Internet Terrorist: Does Such A Thing Really Exist?
by Rick Lawhorn - Director of Information Security & Compliance at PlanIT Technology Group - Tuesday, 19 August 2008.
The second use of the internet by terrorist is their utilization of technologies to build and coordinate their activities such as recruitment, fundraising and data mining. The internet is the perfect tool to use for this activity since much of it is not regulated and there is anonymity that protects against identification. This helps terrorist build memberships and raise funding to further their cause and distribute their message to a wider audience. But can this equate to electronic violence or transform into physical harm? Each one of us use the internet for the same purpose, minus the terrorist intent, so tracking and monitoring are quite difficult to nail down without spilling over into our civil liberties as a whole. The perceived harm that can be identified is the ability to organize a group for the intent of personal or physical violence. In order for an organization to keep on top of this issue, it would require vast amounts of resources and capital to infiltrate each terrorist group and monitor their progress. This goes way beyond what any commercial organization would do, especially since many still require basic security controls and services. This type of request would certainly invoke some strange looks.

Here is where the government steps in on the war on internet terror. The government has the funding and resources to concentrate on infiltrating the terrorist groups to provide the community greater insight into the problem. We know that the government’s main concern is infrastructure and self-preservation so terrorist targeting one specific entity or business becomes secondary by default. Disclosure of the intelligence takes a considerable amount of time since the information has to be interpreted and correlated against other information before being released. I have not experienced a mechanism or process that would release intelligence in a timely manner to a commercial business unless it was a matter of national security. Strike two is the inability, either by design or accident, to make the intelligence gathering and disclosure transparent and timely. This seems to be the greatest gap in protecting our commercial industries from Internet terrorist today. The lack of communication, fear or retaliation coupled with the shear expense prevents organizations from becoming the watchdogs for their respective industries. The terrorist seem to capitalize on this shortfall and use it to their benefit.

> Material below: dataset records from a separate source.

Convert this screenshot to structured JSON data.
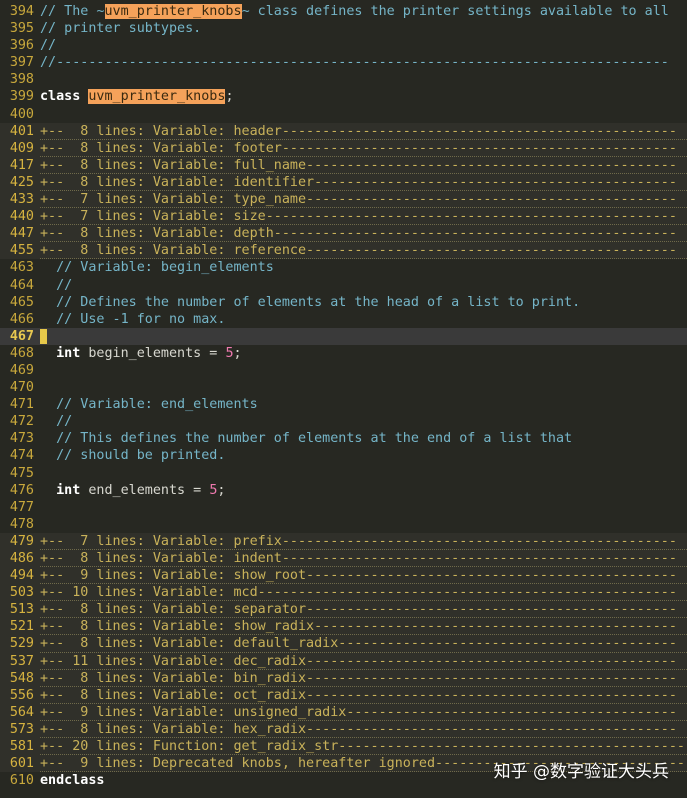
{
  "editor": {
    "lines": [
      {
        "num": "394",
        "kind": "code",
        "segments": [
          [
            "comment",
            "// The ~"
          ],
          [
            "hl",
            "uvm_printer_knobs"
          ],
          [
            "comment",
            "~ class defines the printer settings available to all"
          ]
        ]
      },
      {
        "num": "395",
        "kind": "code",
        "segments": [
          [
            "comment",
            "// printer subtypes."
          ]
        ]
      },
      {
        "num": "396",
        "kind": "code",
        "segments": [
          [
            "comment",
            "//"
          ]
        ]
      },
      {
        "num": "397",
        "kind": "code",
        "segments": [
          [
            "comment",
            "//----------------------------------------------------------------------------"
          ]
        ]
      },
      {
        "num": "398",
        "kind": "code",
        "segments": []
      },
      {
        "num": "399",
        "kind": "code",
        "segments": [
          [
            "kw",
            "class"
          ],
          [
            "text",
            " "
          ],
          [
            "hl",
            "uvm_printer_knobs"
          ],
          [
            "text",
            ";"
          ]
        ]
      },
      {
        "num": "400",
        "kind": "code",
        "segments": []
      },
      {
        "num": "401",
        "kind": "fold",
        "segments": [
          [
            "fold",
            "+--  8 lines: Variable: header-------------------------------------------------"
          ]
        ]
      },
      {
        "num": "409",
        "kind": "fold",
        "segments": [
          [
            "fold",
            "+--  8 lines: Variable: footer-------------------------------------------------"
          ]
        ]
      },
      {
        "num": "417",
        "kind": "fold",
        "segments": [
          [
            "fold",
            "+--  8 lines: Variable: full_name----------------------------------------------"
          ]
        ]
      },
      {
        "num": "425",
        "kind": "fold",
        "segments": [
          [
            "fold",
            "+--  8 lines: Variable: identifier---------------------------------------------"
          ]
        ]
      },
      {
        "num": "433",
        "kind": "fold",
        "segments": [
          [
            "fold",
            "+--  7 lines: Variable: type_name----------------------------------------------"
          ]
        ]
      },
      {
        "num": "440",
        "kind": "fold",
        "segments": [
          [
            "fold",
            "+--  7 lines: Variable: size---------------------------------------------------"
          ]
        ]
      },
      {
        "num": "447",
        "kind": "fold",
        "segments": [
          [
            "fold",
            "+--  8 lines: Variable: depth--------------------------------------------------"
          ]
        ]
      },
      {
        "num": "455",
        "kind": "fold",
        "segments": [
          [
            "fold",
            "+--  8 lines: Variable: reference----------------------------------------------"
          ]
        ]
      },
      {
        "num": "463",
        "kind": "code",
        "segments": [
          [
            "comment",
            "  // Variable: begin_elements"
          ]
        ]
      },
      {
        "num": "464",
        "kind": "code",
        "segments": [
          [
            "comment",
            "  //"
          ]
        ]
      },
      {
        "num": "465",
        "kind": "code",
        "segments": [
          [
            "comment",
            "  // Defines the number of elements at the head of a list to print."
          ]
        ]
      },
      {
        "num": "466",
        "kind": "code",
        "segments": [
          [
            "comment",
            "  // Use -1 for no max."
          ]
        ]
      },
      {
        "num": "467",
        "kind": "current",
        "segments": []
      },
      {
        "num": "468",
        "kind": "code",
        "segments": [
          [
            "text",
            "  "
          ],
          [
            "kw",
            "int"
          ],
          [
            "text",
            " begin_elements = "
          ],
          [
            "num",
            "5"
          ],
          [
            "text",
            ";"
          ]
        ]
      },
      {
        "num": "469",
        "kind": "code",
        "segments": []
      },
      {
        "num": "470",
        "kind": "code",
        "segments": []
      },
      {
        "num": "471",
        "kind": "code",
        "segments": [
          [
            "comment",
            "  // Variable: end_elements"
          ]
        ]
      },
      {
        "num": "472",
        "kind": "code",
        "segments": [
          [
            "comment",
            "  //"
          ]
        ]
      },
      {
        "num": "473",
        "kind": "code",
        "segments": [
          [
            "comment",
            "  // This defines the number of elements at the end of a list that"
          ]
        ]
      },
      {
        "num": "474",
        "kind": "code",
        "segments": [
          [
            "comment",
            "  // should be printed."
          ]
        ]
      },
      {
        "num": "475",
        "kind": "code",
        "segments": []
      },
      {
        "num": "476",
        "kind": "code",
        "segments": [
          [
            "text",
            "  "
          ],
          [
            "kw",
            "int"
          ],
          [
            "text",
            " end_elements = "
          ],
          [
            "num",
            "5"
          ],
          [
            "text",
            ";"
          ]
        ]
      },
      {
        "num": "477",
        "kind": "code",
        "segments": []
      },
      {
        "num": "478",
        "kind": "code",
        "segments": []
      },
      {
        "num": "479",
        "kind": "fold",
        "segments": [
          [
            "fold",
            "+--  7 lines: Variable: prefix-------------------------------------------------"
          ]
        ]
      },
      {
        "num": "486",
        "kind": "fold",
        "segments": [
          [
            "fold",
            "+--  8 lines: Variable: indent-------------------------------------------------"
          ]
        ]
      },
      {
        "num": "494",
        "kind": "fold",
        "segments": [
          [
            "fold",
            "+--  9 lines: Variable: show_root----------------------------------------------"
          ]
        ]
      },
      {
        "num": "503",
        "kind": "fold",
        "segments": [
          [
            "fold",
            "+-- 10 lines: Variable: mcd----------------------------------------------------"
          ]
        ]
      },
      {
        "num": "513",
        "kind": "fold",
        "segments": [
          [
            "fold",
            "+--  8 lines: Variable: separator----------------------------------------------"
          ]
        ]
      },
      {
        "num": "521",
        "kind": "fold",
        "segments": [
          [
            "fold",
            "+--  8 lines: Variable: show_radix---------------------------------------------"
          ]
        ]
      },
      {
        "num": "529",
        "kind": "fold",
        "segments": [
          [
            "fold",
            "+--  8 lines: Variable: default_radix------------------------------------------"
          ]
        ]
      },
      {
        "num": "537",
        "kind": "fold",
        "segments": [
          [
            "fold",
            "+-- 11 lines: Variable: dec_radix----------------------------------------------"
          ]
        ]
      },
      {
        "num": "548",
        "kind": "fold",
        "segments": [
          [
            "fold",
            "+--  8 lines: Variable: bin_radix----------------------------------------------"
          ]
        ]
      },
      {
        "num": "556",
        "kind": "fold",
        "segments": [
          [
            "fold",
            "+--  8 lines: Variable: oct_radix----------------------------------------------"
          ]
        ]
      },
      {
        "num": "564",
        "kind": "fold",
        "segments": [
          [
            "fold",
            "+--  9 lines: Variable: unsigned_radix-----------------------------------------"
          ]
        ]
      },
      {
        "num": "573",
        "kind": "fold",
        "segments": [
          [
            "fold",
            "+--  8 lines: Variable: hex_radix----------------------------------------------"
          ]
        ]
      },
      {
        "num": "581",
        "kind": "fold",
        "segments": [
          [
            "fold",
            "+-- 20 lines: Function: get_radix_str--------------------------------------------"
          ]
        ]
      },
      {
        "num": "601",
        "kind": "fold",
        "segments": [
          [
            "fold",
            "+--  9 lines: Deprecated knobs, hereafter ignored-------------------------------"
          ]
        ]
      },
      {
        "num": "610",
        "kind": "code",
        "segments": [
          [
            "kw",
            "endclass"
          ]
        ]
      }
    ]
  },
  "watermark": "知乎 @数字验证大头兵"
}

There are many journals and white papers that clearly confirm that the internet terrorist community is becoming increasingly sophisticated and beginning to leverage technology to protect their interests. I find this is amazing considering the lack of a fundamental definition to understand what we are monitoring, but I digress. Online session encryption and file encryption are being used to conceal information about activity and potential targets. They are building redundant systems that have the ability to withstand constant bombardment of noise by other terrorist groups or disgruntled citizens. They are beginning to build highly dynamic services that can disappear, re-emerge to change locations quickly and easily. The content on their sites is rich with multimedia such as movies or audio. They even implement security controls to track and prevent their version of threats to their presence. As the use of technology sophistication continues to grow, the less insight our governments will have about their activities and potential targets. The small amount of information we could potentially access today is drying up fast. We really need to open our eyes to this problem and build better methods to keep up or offset this threat growing into something much larger. We need to convince our governments that our society can be radically impacted by the collapse of our commercial industries as well as our critical infrastructure. Monitoring and active communication of emerging threats can further assist our industries to prepare or prevent the attacks, given the time to react. Sure, the down side is overreacting, but given that the majority of our businesses are on-line, I would enjoy the ability and time to manage my reaction.